Bild: Ramona Schacht, Sanfte Hände „o. T.“ (2023). Aus der Serie „PICTUR…
taz: Frau Schacht, Sie machen in Archiven historische Fotodokumentationen
über die Bedingungen von Textilarbeiterinnen in einst sozialistischen
Ländern ausfindig. In Ihren Ausstellungen zeigen Sie dann Ausschnitte der
Archivbilder. Die harte Arbeit der Frauen stellen Sie darauf nicht mehr
dar. Warum gehen Sie so vor?
Ramona Schacht: Es soll eine Irritation ausgelöst werden. Bei den
originalen Fotografien hat mich anfangs verwundert, dass die Frauen so
sanft dargestellt wurden und sehr sensibel mit dem Material umgingen. Das
steht in einem starken Widerspruch zur Realität in den Fabriken. Dort war
es laut, heiß und das Verletzungsrisiko sehr hoch. Die Bilder waren dazu
gedacht, die Produktionskraft der sozialistischen Gesellschaft nicht nur zu
dokumentieren, sondern zu propagieren.
taz: Sie zeigen mit Ihren Bildausschnitten wiederkehrende Gesten der Frauen
in den Fabriken. Welche Bedeutung haben die sich wiederholenden Motive?

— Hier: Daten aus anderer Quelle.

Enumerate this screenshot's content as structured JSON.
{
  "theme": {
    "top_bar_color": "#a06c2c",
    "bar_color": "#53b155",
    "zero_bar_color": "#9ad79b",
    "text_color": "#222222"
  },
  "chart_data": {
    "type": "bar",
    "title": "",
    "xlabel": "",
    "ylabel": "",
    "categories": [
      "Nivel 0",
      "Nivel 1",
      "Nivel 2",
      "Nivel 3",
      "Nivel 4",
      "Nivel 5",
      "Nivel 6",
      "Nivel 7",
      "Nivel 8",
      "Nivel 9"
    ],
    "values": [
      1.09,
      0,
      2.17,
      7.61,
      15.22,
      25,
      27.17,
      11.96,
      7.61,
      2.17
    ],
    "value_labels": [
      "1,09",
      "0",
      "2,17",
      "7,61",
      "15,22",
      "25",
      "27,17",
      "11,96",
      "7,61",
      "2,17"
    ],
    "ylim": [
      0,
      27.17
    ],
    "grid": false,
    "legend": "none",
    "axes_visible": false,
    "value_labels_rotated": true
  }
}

Schacht: Als ich angefangen habe, mit den Bildern zu arbeiten, war ich
merkwürdig vertraut mit den Gesten, der Körperhaltung, wie die Frauen
zusammenstanden und agierten. In meinen Bildanalysen geht es um eine
Visualisierung eines typischen weiblichen Habitus im Arbeitskontext. Je
länger ich mich damit beschäftige, desto mehr sah ich aber auch männliche
Blicke auf die abgebildeten Frauenkörper. Die Bilder sind nicht nur
Dokumentationen der Arbeit in der Textilindustrie, es sind Inszenierungen.

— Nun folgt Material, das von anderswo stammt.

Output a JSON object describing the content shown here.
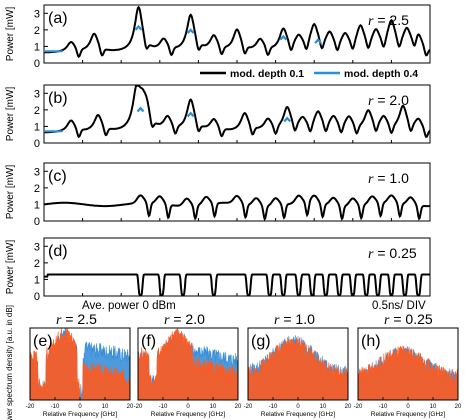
{
  "chart_data": [
    {
      "panel": "(a)",
      "type": "line",
      "ylabel": "Power [mW]",
      "ylim": [
        0,
        3.5
      ],
      "yticks": [
        "0",
        "1",
        "2",
        "3"
      ],
      "annotation": "r = 2.5",
      "r_value": "2.5",
      "legend": [
        "mod. depth  0.1",
        "mod. depth  0.4"
      ],
      "legend_placement": "bottom-right",
      "series": [
        {
          "name": "mod. depth  0.1",
          "color": "#000000",
          "peaks": [
            [
              0.07,
              1.2
            ],
            [
              0.13,
              1.7
            ],
            [
              0.245,
              3.3
            ],
            [
              0.31,
              1.3
            ],
            [
              0.38,
              2.8
            ],
            [
              0.44,
              1.5
            ],
            [
              0.5,
              1.9
            ],
            [
              0.56,
              1.3
            ],
            [
              0.62,
              1.9
            ],
            [
              0.66,
              1.4
            ],
            [
              0.7,
              2.1
            ],
            [
              0.74,
              1.6
            ],
            [
              0.78,
              1.5
            ],
            [
              0.82,
              2.0
            ],
            [
              0.86,
              1.7
            ],
            [
              0.9,
              2.3
            ],
            [
              0.94,
              1.8
            ],
            [
              0.97,
              1.5
            ]
          ]
        },
        {
          "name": "mod. depth  0.4",
          "color": "#2a8fd6",
          "peaks": [
            [
              0.245,
              2.2
            ],
            [
              0.38,
              2.0
            ],
            [
              0.62,
              1.6
            ],
            [
              0.71,
              1.4
            ]
          ]
        }
      ]
    },
    {
      "panel": "(b)",
      "type": "line",
      "ylabel": "Power [mW]",
      "ylim": [
        0,
        3.5
      ],
      "yticks": [
        "0",
        "1",
        "2",
        "3"
      ],
      "annotation": "r = 2.0",
      "r_value": "2.0",
      "series": [
        {
          "name": "mod. depth  0.1",
          "color": "#000000",
          "peaks": [
            [
              0.07,
              1.3
            ],
            [
              0.14,
              1.6
            ],
            [
              0.24,
              2.9
            ],
            [
              0.26,
              2.9
            ],
            [
              0.32,
              1.4
            ],
            [
              0.38,
              2.5
            ],
            [
              0.44,
              1.3
            ],
            [
              0.52,
              1.7
            ],
            [
              0.58,
              1.3
            ],
            [
              0.63,
              2.0
            ],
            [
              0.67,
              1.3
            ],
            [
              0.71,
              1.7
            ],
            [
              0.75,
              1.4
            ],
            [
              0.79,
              1.4
            ],
            [
              0.84,
              1.8
            ],
            [
              0.88,
              1.4
            ],
            [
              0.93,
              2.1
            ],
            [
              0.97,
              1.3
            ]
          ]
        },
        {
          "name": "mod. depth  0.4",
          "color": "#2a8fd6",
          "peaks": [
            [
              0.25,
              2.1
            ],
            [
              0.38,
              1.8
            ],
            [
              0.63,
              1.5
            ]
          ]
        }
      ]
    },
    {
      "panel": "(c)",
      "type": "line",
      "ylabel": "Power [mW]",
      "ylim": [
        0,
        3.5
      ],
      "yticks": [
        "0",
        "1",
        "2",
        "3"
      ],
      "annotation": "r = 1.0",
      "r_value": "1.0",
      "series": [
        {
          "name": "mod. depth  0.1",
          "color": "#000000",
          "baseline": 1.0
        }
      ]
    },
    {
      "panel": "(d)",
      "type": "line",
      "ylabel": "Power [mW]",
      "ylim": [
        0,
        3.5
      ],
      "yticks": [
        "0",
        "1",
        "2",
        "3"
      ],
      "annotation": "r = 0.25",
      "r_value": "0.25",
      "series": [
        {
          "name": "mod. depth  0.1",
          "color": "#000000",
          "baseline": 1.3,
          "dips": [
            0.25,
            0.305,
            0.36,
            0.44,
            0.53,
            0.585,
            0.62,
            0.66,
            0.695,
            0.73,
            0.765,
            0.8,
            0.835,
            0.865,
            0.9,
            0.935,
            0.97
          ]
        }
      ]
    },
    {
      "panel": "(e)",
      "type": "area",
      "title": "r = 2.5",
      "ylabel": "Power spectrum density [a.u. in dB]",
      "xlabel": "Relative Frequency [GHz]",
      "xlim": [
        -20,
        20
      ],
      "xticks": [
        "-20",
        "-10",
        "0",
        "10",
        "20"
      ]
    },
    {
      "panel": "(f)",
      "type": "area",
      "title": "r = 2.0",
      "xlabel": "Relative Frequency [GHz]",
      "xlim": [
        -20,
        20
      ],
      "xticks": [
        "-20",
        "-10",
        "0",
        "10",
        "20"
      ]
    },
    {
      "panel": "(g)",
      "type": "area",
      "title": "r = 1.0",
      "xlabel": "Relative Frequency [GHz]",
      "xlim": [
        -20,
        20
      ],
      "xticks": [
        "-20",
        "-10",
        "0",
        "10",
        "20"
      ]
    },
    {
      "panel": "(h)",
      "type": "area",
      "title": "r = 0.25",
      "xlabel": "Relative Frequency [GHz]",
      "xlim": [
        -20,
        20
      ],
      "xticks": [
        "-20",
        "-10",
        "0",
        "10",
        "20"
      ]
    }
  ],
  "time_labels": {
    "avg_power": "Ave. power 0 dBm",
    "time_div": "0.5ns/ DIV"
  },
  "colors": {
    "black_trace": "#000000",
    "blue_trace": "#2a8fd6",
    "spectrum_orange": "#ff5a1f",
    "spectrum_blue": "#3a8fd8"
  }
}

Sie dirigieren und verweisen die Protagonistinnen.
taz: Warum haben Sie sich entschieden, die historischen Fotografien
zuzuschneiden und die Arbeiterinnen dadurch zu anonymisieren?

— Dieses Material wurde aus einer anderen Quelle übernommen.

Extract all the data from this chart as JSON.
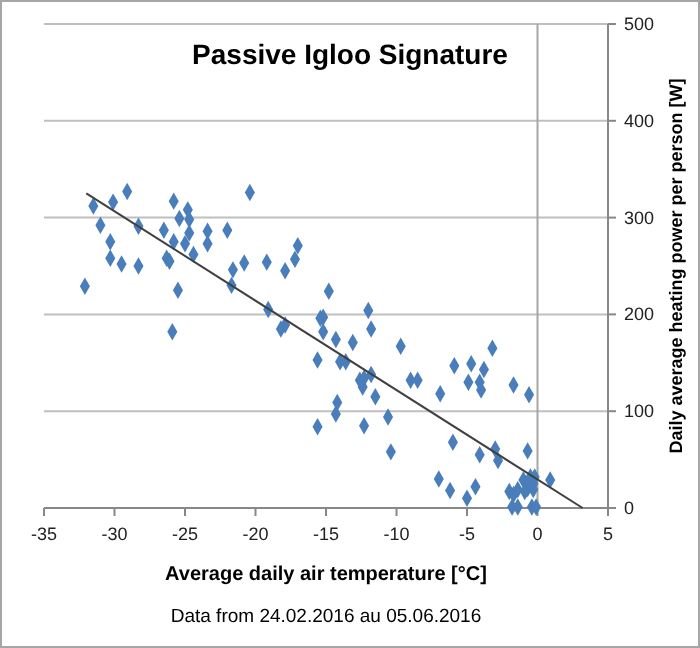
{
  "chart_data": {
    "type": "scatter",
    "title": "Passive Igloo Signature",
    "xlabel": "Average daily air temperature [°C]",
    "ylabel": "Daily average heating power per person [W]",
    "annotations": [
      "Data from 24.02.2016  au 05.06.2016"
    ],
    "xlim": [
      -35,
      5
    ],
    "xticks": [
      -35,
      -30,
      -25,
      -20,
      -15,
      -10,
      -5,
      0,
      5
    ],
    "ylim": [
      0,
      500
    ],
    "yticks": [
      0,
      100,
      200,
      300,
      400,
      500
    ],
    "grid": "y",
    "marker": "diamond",
    "ref_lines": [
      {
        "axis": "x",
        "value": 0,
        "color": "#a6a6a6"
      }
    ],
    "series": [
      {
        "color": "#4a7ebb",
        "x": [
          -32.1,
          -31.5,
          -31.0,
          -30.3,
          -30.3,
          -30.1,
          -29.5,
          -29.1,
          -28.3,
          -28.3,
          -26.5,
          -26.3,
          -26.1,
          -25.8,
          -25.8,
          -25.5,
          -25.9,
          -25.4,
          -25.0,
          -24.8,
          -24.7,
          -24.7,
          -24.4,
          -23.4,
          -23.4,
          -22.0,
          -21.7,
          -21.6,
          -20.8,
          -20.4,
          -19.2,
          -19.1,
          -17.9,
          -17.2,
          -17.0,
          -18.2,
          -17.9,
          -14.8,
          -15.2,
          -15.2,
          -15.6,
          -15.6,
          -14.3,
          -14.0,
          -13.6,
          -14.2,
          -14.3,
          -15.4,
          -13.1,
          -12.0,
          -11.8,
          -12.6,
          -12.4,
          -12.3,
          -11.8,
          -11.5,
          -12.3,
          -10.6,
          -10.4,
          -9.7,
          -9.0,
          -8.5,
          -6.9,
          -7.0,
          -6.2,
          -6.0,
          -5.9,
          -5.0,
          -4.9,
          -4.7,
          -4.4,
          -4.1,
          -4.1,
          -4.0,
          -3.8,
          -3.2,
          -3.0,
          -2.8,
          -1.7,
          -0.6,
          -0.7,
          -2.0,
          -1.7,
          -1.4,
          -1.0,
          -0.9,
          -0.7,
          -0.5,
          -0.3,
          -0.2,
          -0.3,
          -1.8,
          -1.4,
          -0.4,
          -0.1,
          0.9
        ],
        "values": [
          229,
          312,
          292,
          275,
          258,
          316,
          252,
          327,
          291,
          250,
          287,
          258,
          255,
          317,
          275,
          225,
          182,
          299,
          273,
          308,
          298,
          284,
          262,
          286,
          273,
          287,
          230,
          246,
          253,
          326,
          254,
          205,
          245,
          257,
          271,
          185,
          189,
          224,
          197,
          182,
          153,
          84,
          174,
          151,
          151,
          109,
          97,
          196,
          171,
          204,
          185,
          132,
          125,
          134,
          138,
          115,
          85,
          94,
          58,
          167,
          132,
          132,
          118,
          30,
          18,
          68,
          147,
          10,
          130,
          149,
          22,
          55,
          130,
          122,
          143,
          165,
          61,
          49,
          127,
          117,
          59,
          17,
          14,
          19,
          29,
          17,
          20,
          32,
          25,
          32,
          19,
          1,
          1,
          1,
          1,
          29
        ]
      },
      {
        "type": "line",
        "color": "#404040",
        "marker": "none",
        "x": [
          -32,
          3.2
        ],
        "values": [
          325,
          0
        ]
      }
    ]
  }
}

Schacht: Das zielt nicht darauf ab, die Frauen unsichtbar zu machen.
Gesichter dominieren oft unsere Wahrnehmung von Bildern. Indem ich den
Fokus bewusst auf Körperhaltung, Kleidung und Gestik verschiebe, verlagert
sich auch die Wahrnehmung weg von individuellen Biografien und hin zu den
strukturellen Bedingungen, unter denen diese Frauen gearbeitet haben. Es
geht um ein kollektives Erbe weiblicher Erfahrungen und Erinnerungen, das
bis heute unsichtbar geblieben ist. Die Bilder stammen aus institutionellen
und patriarchalen Archiven. Sich nicht dem Blick verfügbar zu machen und
keine lesbare Identität zu haben, kann auch eine Form der Ermächtigung
sein.
taz: Ist auf den Archivfotografien auch sichtbar, dass der
Bekleidungssektor einer der wichtigsten Arbeitgeber für Frauen in der DDR
war?
Schacht: Schon, aber oft als Randnotiz. Ich würde bei jedem Bild immer
fragen, wozu es genutzt wurde. In der Sektion Körper und Produkt sind die
Arbeiterinnen nicht nur Trägerinnen von Produkten, sondern auch Trägerinnen
einer Ideologie. Letztes Jahr habe ich mich mit der Textilindustrie im
Ruhrgebiet auseinandergesetzt. Dort waren fast eine Million Frauen
beschäftigt. [1][Aber in den Archiven sind die Hallen nicht zu sehen,] in
denen sie gearbeitet haben. In den Archiven der ehemaligen sozialistischen
Staaten ist die weibliche Sichtbarkeit dagegen gegeben.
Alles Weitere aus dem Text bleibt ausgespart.